I finally got this working, although I’ve got to sit down and work out the old makefile format to bind in the hxrt stub instead of running it all on the CLI…
So as a poor example, I used the ancient Fortran 5.1 to build up an OS/2 1.x VIO executable of dungeon, which would run happily on NT 3.1, but of course will not run on XP as they have removed the OS/2 subsystem.
Anyways it’s impossible to run the exe on dos, but fishing around I came across my old Visual C++ 1.5 CD, and on there was the Phar lap 286 dos extender. And one of the neat things it could do, was run simple OS/2 applications under MS-DOS!
So I bound the exe and now it’d run under MS-DOS.

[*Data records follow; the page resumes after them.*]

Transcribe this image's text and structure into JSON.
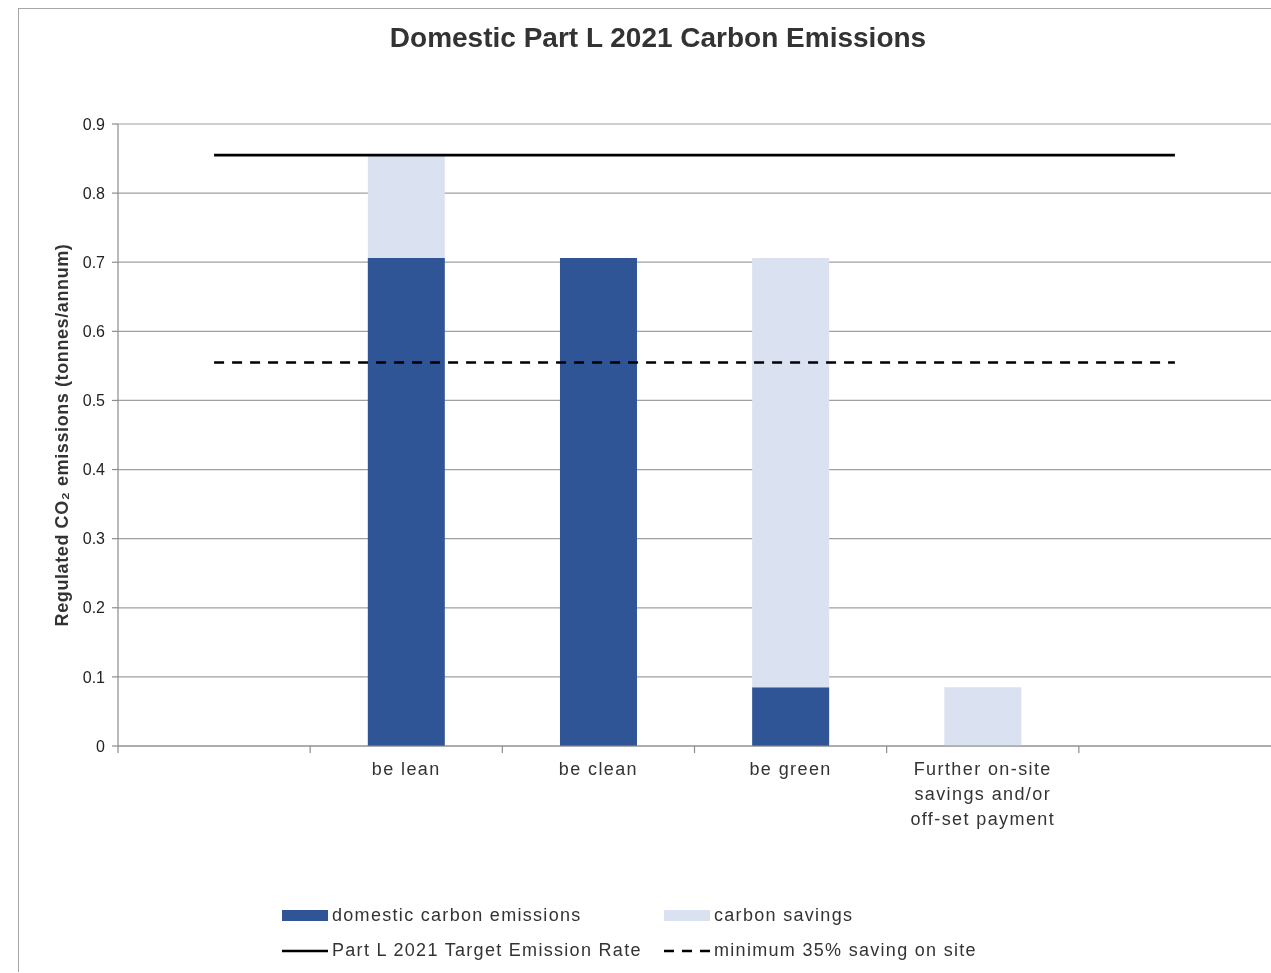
{
  "chart_data": {
    "type": "bar",
    "title": "Domestic Part L 2021 Carbon Emissions",
    "ylabel": "Regulated CO₂ emissions (tonnes/annum)",
    "categories": [
      null,
      "be lean",
      "be clean",
      "be green",
      "Further on-site savings and/or off-set payment",
      null
    ],
    "stacked": true,
    "series": [
      {
        "name": "domestic carbon emissions",
        "color": "#2f5597",
        "values": [
          null,
          0.706,
          0.706,
          0.085,
          null,
          null
        ]
      },
      {
        "name": "carbon savings",
        "color": "#dae1f0",
        "values": [
          null,
          0.149,
          null,
          0.621,
          0.085,
          null
        ]
      },
      {
        "name": "Part L 2021 Target Emission Rate",
        "type": "line",
        "color": "#000000",
        "line_style": "solid",
        "values": [
          0.855,
          0.855,
          0.855,
          0.855,
          0.855,
          0.855
        ]
      },
      {
        "name": "minimum 35% saving on site",
        "type": "line",
        "color": "#000000",
        "line_style": "dashed",
        "values": [
          0.555,
          0.555,
          0.555,
          0.555,
          0.555,
          0.555
        ]
      }
    ],
    "ylim": [
      0,
      0.9
    ],
    "yticks": [
      0,
      0.1,
      0.2,
      0.3,
      0.4,
      0.5,
      0.6,
      0.7,
      0.8,
      0.9
    ],
    "grid": "y",
    "legend": "bottom",
    "marker": "none"
  }
}
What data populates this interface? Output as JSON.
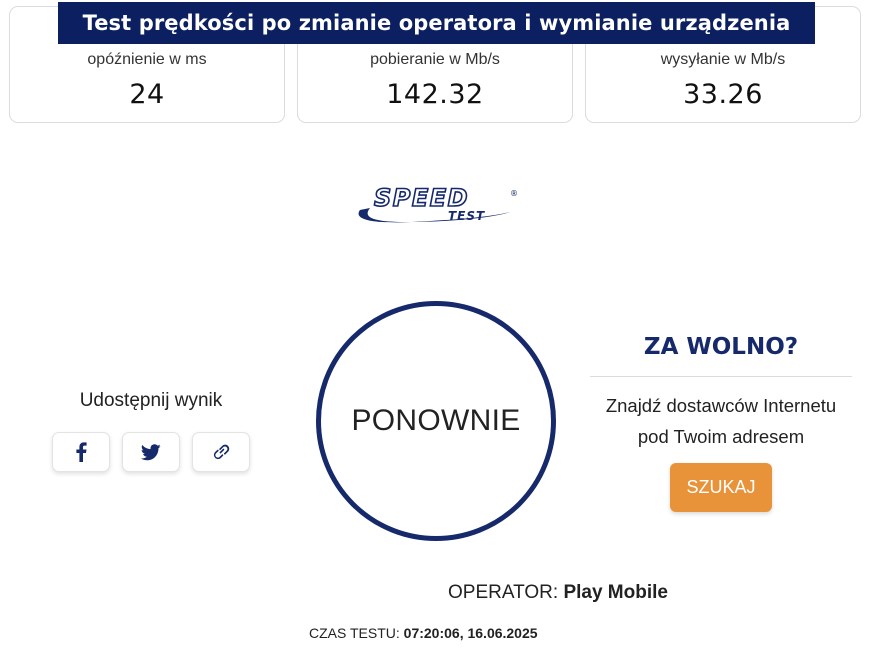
{
  "title": "Test prędkości po zmianie operatora i wymianie urządzenia",
  "metrics": [
    {
      "label": "opóźnienie w ms",
      "value": "24"
    },
    {
      "label": "pobieranie w Mb/s",
      "value": "142.32"
    },
    {
      "label": "wysyłanie w Mb/s",
      "value": "33.26"
    }
  ],
  "logo": {
    "text": "SPEED",
    "subtext": "TEST",
    "mark": "®",
    "color": "#15296b"
  },
  "share": {
    "label": "Udostępnij wynik",
    "buttons": [
      {
        "icon": "facebook-icon"
      },
      {
        "icon": "twitter-icon"
      },
      {
        "icon": "link-icon"
      }
    ]
  },
  "again_button": {
    "label": "PONOWNIE"
  },
  "too_slow": {
    "heading": "ZA WOLNO?",
    "text_line1": "Znajdź dostawców Internetu",
    "text_line2": "pod Twoim adresem",
    "button_label": "SZUKAJ"
  },
  "operator": {
    "label": "OPERATOR:",
    "name": "Play Mobile"
  },
  "test_time": {
    "label": "CZAS TESTU:",
    "value": "07:20:06, 16.06.2025"
  },
  "colors": {
    "brand_navy": "#15296b",
    "title_bg": "#0b1f61",
    "accent_orange": "#e8923a"
  }
}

However, since it’s a trial version, it’s limited to 2MB of ram, and you can’t redistribute the resulting exe. Now this is where HX DOS Extender (archive.org mirror/sourceforge mirror) comes in. Over the years, the HX dos extender has provided the functionality of the old Phar lap TNT dos extender by allowing you to run Win32 exe’s under MS-DOS, and it provides a pretty impressive subset of the Win32 api on MS-DOS.
So taking this lead, HX now has a 16 bit 286 centric version that provides a basic OS/2 emulation layer.
So by simply passing the OS/2 exe as a parameter to the DPMI loader (I haven’t quite worked out the stub syntax…) you can run the OS/2 build of dungeon under MS-DOS!
For anyone stuck with either legacy 16bit tools, or a need to support ancient systems, it’s certainly nicer with OS/2 as you have access to a LOT more memory! According to the documentation the HX extender should work nicely with the OpenWatcom Fortran & C, although I currently haven’t tested it.
What’s kind of interesting is that HX doesn’t work under DOSBox, while the Phar Lap 286 DOS Extender will….
Both of these dos extenders build on the old idea of the “Family API” where common API’s between OS/2 and MS-DOS could be mapped between the two OS’s, and a common “bound” executable could then run in either environment. However on the MS-DOS side, it’d be subject to the memory constraints of a realmode MS-DOS executable. The DOS extenders build on this idea, but provide access to additional memory, and a more feature rich OS/2 api.